A visit to a Meet-the-People session

Stepping into my first and only Meet-the-People session last year, I was immediately struck by how clinical the environment felt — and I wasn’t even a resident who had a problem for his Member-of-Parliament (MP), but just there to interview him.

The first thing you’re asked for is your Identification Card so that your particulars be recorded before you’re issued a queue number — a classic Singapore move to ensure order. The place, a kindergarden in the day, was now cold and quiet. The only murmurs came from the whirling of the air-con and the two television sets: one was tuned to the English-language Channel 5, and the other to the Mandarin-language Channel 8.

The residents who had come to see their MP sat quietly in the neatly-arranged rows of chairs and stared at the television screens. Occasionally, a resident would flip through the stack of papers he held, probably rehearsing what he will tell the MP to impress upon him how unique his problem was that it needed the MP’s full attention.

A manager roamed freely in the area, and at what seemed like a regular interval, would call out for a resident and usher him into one of the temporary cubicles. Inside each cubicle, a grassroots leader sat facing a laptop. Never looking away from the screen, he listened cooly as the resident began pleading his case. Tapping away at the keyboard, his fingers mimicking the residents efforts to articulate his problem, the grassroots leader translated the residents’ woes into bureaucratic poetry — standard templates where every problem could be categorised into one of the many already anticipated by our all-seeing government. One after another, the resident’s troubles are efficiently translated from anger to cold-hard taps on the keyboard.
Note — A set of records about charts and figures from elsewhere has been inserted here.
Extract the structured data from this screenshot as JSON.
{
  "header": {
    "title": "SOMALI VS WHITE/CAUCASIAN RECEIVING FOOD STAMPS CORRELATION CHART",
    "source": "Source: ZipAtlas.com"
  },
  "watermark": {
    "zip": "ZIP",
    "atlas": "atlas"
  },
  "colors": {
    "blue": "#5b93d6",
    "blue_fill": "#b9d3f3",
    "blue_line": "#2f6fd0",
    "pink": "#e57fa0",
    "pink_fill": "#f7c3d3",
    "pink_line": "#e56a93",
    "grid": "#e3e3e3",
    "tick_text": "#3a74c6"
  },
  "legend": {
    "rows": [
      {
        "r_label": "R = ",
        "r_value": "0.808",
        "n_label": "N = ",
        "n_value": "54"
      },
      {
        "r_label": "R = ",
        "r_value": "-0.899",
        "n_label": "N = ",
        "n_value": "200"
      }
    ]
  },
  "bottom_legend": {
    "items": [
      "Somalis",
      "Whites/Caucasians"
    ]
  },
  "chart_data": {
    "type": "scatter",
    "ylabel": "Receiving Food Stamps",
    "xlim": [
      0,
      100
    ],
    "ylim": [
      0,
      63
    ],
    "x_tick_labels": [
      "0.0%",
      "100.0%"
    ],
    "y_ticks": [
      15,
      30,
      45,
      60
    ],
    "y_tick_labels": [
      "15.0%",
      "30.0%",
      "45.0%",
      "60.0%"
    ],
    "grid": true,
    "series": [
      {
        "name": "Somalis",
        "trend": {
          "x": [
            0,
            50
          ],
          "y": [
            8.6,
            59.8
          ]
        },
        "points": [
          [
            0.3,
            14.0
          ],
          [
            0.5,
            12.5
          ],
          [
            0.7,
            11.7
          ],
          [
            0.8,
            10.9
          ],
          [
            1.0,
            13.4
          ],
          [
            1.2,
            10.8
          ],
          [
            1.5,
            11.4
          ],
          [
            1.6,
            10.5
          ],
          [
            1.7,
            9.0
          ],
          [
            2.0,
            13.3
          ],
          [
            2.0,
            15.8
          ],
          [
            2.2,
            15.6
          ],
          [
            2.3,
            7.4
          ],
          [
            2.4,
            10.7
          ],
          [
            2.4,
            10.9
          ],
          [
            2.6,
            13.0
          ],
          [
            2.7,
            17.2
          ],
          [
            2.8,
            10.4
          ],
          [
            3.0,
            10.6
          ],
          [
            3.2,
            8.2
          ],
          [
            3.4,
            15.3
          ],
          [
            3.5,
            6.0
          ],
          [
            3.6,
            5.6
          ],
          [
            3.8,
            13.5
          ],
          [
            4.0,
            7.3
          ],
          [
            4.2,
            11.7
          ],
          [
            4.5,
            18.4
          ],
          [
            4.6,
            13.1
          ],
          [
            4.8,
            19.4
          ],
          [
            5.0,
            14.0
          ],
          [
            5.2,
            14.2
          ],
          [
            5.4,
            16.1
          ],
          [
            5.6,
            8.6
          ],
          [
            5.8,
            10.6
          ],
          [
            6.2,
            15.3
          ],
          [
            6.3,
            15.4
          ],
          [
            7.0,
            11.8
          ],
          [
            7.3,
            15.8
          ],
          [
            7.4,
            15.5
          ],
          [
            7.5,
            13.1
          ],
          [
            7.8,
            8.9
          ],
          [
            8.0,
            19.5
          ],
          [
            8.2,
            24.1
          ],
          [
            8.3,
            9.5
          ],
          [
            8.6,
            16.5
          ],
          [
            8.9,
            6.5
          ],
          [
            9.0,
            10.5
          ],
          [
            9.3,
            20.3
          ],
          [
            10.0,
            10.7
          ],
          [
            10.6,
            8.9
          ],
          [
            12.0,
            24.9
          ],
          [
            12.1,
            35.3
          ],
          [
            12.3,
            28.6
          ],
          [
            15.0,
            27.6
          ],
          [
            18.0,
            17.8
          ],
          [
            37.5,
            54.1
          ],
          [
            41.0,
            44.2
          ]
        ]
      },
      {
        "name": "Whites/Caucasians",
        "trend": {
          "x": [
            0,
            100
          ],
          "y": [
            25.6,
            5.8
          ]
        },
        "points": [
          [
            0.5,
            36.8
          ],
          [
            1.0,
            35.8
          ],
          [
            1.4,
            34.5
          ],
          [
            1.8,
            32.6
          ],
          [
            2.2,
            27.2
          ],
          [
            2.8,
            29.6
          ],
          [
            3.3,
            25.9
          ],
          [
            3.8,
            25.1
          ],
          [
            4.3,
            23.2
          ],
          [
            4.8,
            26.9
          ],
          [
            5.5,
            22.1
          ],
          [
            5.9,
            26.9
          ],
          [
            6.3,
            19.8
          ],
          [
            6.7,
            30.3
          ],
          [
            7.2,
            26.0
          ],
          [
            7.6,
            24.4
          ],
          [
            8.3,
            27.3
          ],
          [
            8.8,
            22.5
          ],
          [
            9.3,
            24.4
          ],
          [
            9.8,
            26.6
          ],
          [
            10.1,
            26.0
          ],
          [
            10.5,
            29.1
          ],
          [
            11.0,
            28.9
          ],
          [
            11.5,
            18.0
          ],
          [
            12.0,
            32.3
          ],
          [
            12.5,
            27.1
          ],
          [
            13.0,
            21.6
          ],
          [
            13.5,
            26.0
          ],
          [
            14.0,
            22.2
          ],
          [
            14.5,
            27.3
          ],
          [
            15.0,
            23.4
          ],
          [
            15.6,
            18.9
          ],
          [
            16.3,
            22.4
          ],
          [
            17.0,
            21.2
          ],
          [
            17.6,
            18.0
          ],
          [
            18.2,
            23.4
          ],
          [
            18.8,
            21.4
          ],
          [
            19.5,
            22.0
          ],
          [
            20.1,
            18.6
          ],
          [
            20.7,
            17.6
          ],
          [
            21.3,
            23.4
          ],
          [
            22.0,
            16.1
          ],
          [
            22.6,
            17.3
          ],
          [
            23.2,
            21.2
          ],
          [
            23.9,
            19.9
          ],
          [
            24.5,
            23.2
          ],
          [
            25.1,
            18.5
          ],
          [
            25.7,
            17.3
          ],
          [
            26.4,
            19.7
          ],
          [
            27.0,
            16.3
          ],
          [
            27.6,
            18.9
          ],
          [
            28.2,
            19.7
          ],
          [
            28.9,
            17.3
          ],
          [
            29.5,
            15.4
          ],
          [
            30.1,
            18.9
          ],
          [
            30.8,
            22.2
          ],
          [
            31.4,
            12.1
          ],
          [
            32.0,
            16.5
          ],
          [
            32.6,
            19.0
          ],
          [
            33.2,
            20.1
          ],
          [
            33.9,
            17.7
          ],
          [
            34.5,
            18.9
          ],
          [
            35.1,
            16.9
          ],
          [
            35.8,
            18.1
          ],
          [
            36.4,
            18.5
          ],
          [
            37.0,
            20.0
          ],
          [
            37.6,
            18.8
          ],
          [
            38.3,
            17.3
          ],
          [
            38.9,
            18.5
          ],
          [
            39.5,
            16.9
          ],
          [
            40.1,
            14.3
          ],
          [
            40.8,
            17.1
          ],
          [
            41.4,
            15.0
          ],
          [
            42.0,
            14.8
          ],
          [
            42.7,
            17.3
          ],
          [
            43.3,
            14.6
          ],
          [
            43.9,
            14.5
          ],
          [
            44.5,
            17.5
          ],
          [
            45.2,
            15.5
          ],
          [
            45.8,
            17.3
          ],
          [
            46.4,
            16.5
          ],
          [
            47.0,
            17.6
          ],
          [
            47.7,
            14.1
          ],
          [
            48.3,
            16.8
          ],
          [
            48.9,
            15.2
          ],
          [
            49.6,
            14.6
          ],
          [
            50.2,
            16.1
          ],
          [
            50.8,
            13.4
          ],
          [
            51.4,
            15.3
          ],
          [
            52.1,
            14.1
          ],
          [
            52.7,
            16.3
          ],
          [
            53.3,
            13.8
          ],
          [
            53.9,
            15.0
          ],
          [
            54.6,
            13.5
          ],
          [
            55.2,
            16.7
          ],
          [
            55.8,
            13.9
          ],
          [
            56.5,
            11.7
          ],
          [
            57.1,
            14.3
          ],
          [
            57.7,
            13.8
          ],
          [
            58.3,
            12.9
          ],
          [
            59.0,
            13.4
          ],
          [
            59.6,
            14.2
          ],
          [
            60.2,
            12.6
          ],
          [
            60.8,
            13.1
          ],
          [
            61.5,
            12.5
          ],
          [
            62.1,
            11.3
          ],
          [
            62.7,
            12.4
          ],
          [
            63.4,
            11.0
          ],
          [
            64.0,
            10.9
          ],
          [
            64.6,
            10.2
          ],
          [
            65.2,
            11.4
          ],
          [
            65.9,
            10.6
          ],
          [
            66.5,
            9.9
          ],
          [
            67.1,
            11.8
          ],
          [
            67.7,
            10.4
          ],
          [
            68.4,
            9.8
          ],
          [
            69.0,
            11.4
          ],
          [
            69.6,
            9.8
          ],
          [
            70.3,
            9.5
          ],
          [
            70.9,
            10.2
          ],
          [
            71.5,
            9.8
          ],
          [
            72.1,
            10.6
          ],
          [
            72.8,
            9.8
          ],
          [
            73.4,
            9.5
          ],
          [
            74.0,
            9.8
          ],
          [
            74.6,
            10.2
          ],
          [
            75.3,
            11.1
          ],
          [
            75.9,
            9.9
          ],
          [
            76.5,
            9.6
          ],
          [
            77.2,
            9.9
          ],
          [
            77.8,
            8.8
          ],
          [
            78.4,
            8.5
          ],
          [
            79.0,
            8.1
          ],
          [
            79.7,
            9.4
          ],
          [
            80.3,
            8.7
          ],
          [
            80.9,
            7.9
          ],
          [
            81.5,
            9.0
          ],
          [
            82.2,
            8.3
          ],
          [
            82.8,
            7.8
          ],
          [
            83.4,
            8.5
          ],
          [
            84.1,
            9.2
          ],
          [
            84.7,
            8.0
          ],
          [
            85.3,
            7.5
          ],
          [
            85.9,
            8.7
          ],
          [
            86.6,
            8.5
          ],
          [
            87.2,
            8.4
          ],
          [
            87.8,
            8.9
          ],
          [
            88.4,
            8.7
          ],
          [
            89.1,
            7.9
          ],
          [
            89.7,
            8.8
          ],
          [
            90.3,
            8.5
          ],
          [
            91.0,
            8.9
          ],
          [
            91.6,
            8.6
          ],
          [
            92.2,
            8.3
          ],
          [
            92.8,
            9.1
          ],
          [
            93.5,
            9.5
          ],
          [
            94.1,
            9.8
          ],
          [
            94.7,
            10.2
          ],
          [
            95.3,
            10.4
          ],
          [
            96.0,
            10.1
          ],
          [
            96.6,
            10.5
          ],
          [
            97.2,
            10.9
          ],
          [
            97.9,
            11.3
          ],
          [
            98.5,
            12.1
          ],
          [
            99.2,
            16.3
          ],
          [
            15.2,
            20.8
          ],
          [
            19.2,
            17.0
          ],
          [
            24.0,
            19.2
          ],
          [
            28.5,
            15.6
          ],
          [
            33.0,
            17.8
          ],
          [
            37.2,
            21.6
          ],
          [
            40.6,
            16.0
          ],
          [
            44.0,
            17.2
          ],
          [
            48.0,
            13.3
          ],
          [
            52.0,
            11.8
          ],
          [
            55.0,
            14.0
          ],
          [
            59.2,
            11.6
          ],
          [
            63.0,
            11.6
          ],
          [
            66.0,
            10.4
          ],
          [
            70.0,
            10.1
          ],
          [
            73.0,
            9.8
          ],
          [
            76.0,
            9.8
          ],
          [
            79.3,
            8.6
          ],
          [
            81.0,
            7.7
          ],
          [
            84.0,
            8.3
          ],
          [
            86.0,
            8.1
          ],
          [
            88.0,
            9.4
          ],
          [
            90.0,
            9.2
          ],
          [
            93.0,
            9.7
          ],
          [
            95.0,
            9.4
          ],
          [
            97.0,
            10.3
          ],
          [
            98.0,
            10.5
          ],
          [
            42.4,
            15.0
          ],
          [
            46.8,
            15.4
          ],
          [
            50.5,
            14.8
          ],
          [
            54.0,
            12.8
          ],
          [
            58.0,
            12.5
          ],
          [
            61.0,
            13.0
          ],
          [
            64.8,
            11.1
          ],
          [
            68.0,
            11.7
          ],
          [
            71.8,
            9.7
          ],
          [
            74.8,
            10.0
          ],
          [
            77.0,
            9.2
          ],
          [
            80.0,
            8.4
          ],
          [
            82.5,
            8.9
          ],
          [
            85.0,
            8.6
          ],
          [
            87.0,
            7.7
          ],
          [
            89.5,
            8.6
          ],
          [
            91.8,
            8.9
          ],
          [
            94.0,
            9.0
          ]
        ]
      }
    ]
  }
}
Once a resident had his say and by then cooled down, he is returned to another line of seats, a single row leading to the MP’s office. Side-by-side the residents sat, but never facing one another. Now and again, the manager would walk past to assure everyone that there was nothing to worry about as the MP would take care of everything.
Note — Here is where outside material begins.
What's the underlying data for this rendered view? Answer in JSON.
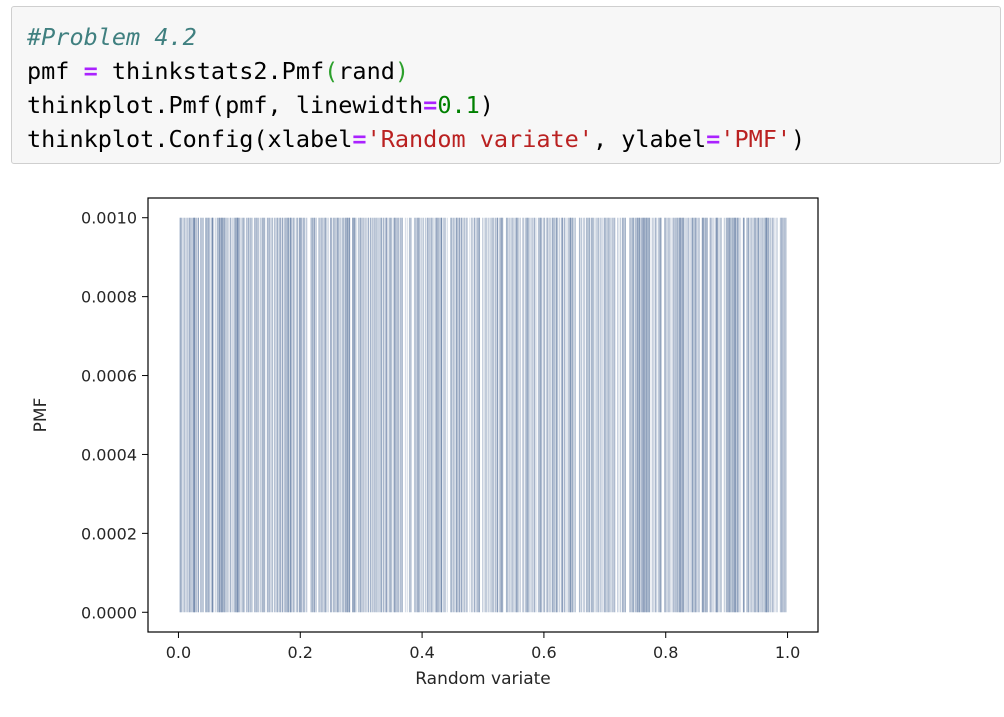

By the time the resident sees the MP, his problem has already been categorised and translated into an A4-size letter using one of many templates available. As if marveling at the beauty of his problem-solving system, the MP smiles and nods while he personally signs each letter in front of the resident. A few minutes later, the MP still glued to his seat, packs the resident off. Armed with another bullet to continue fighting his paper war, the satisfied resident leaves while another enters, triggering another round of musical chairs as the remaining residents move to fill up the empty seat, ever eager to get their turn with the MP.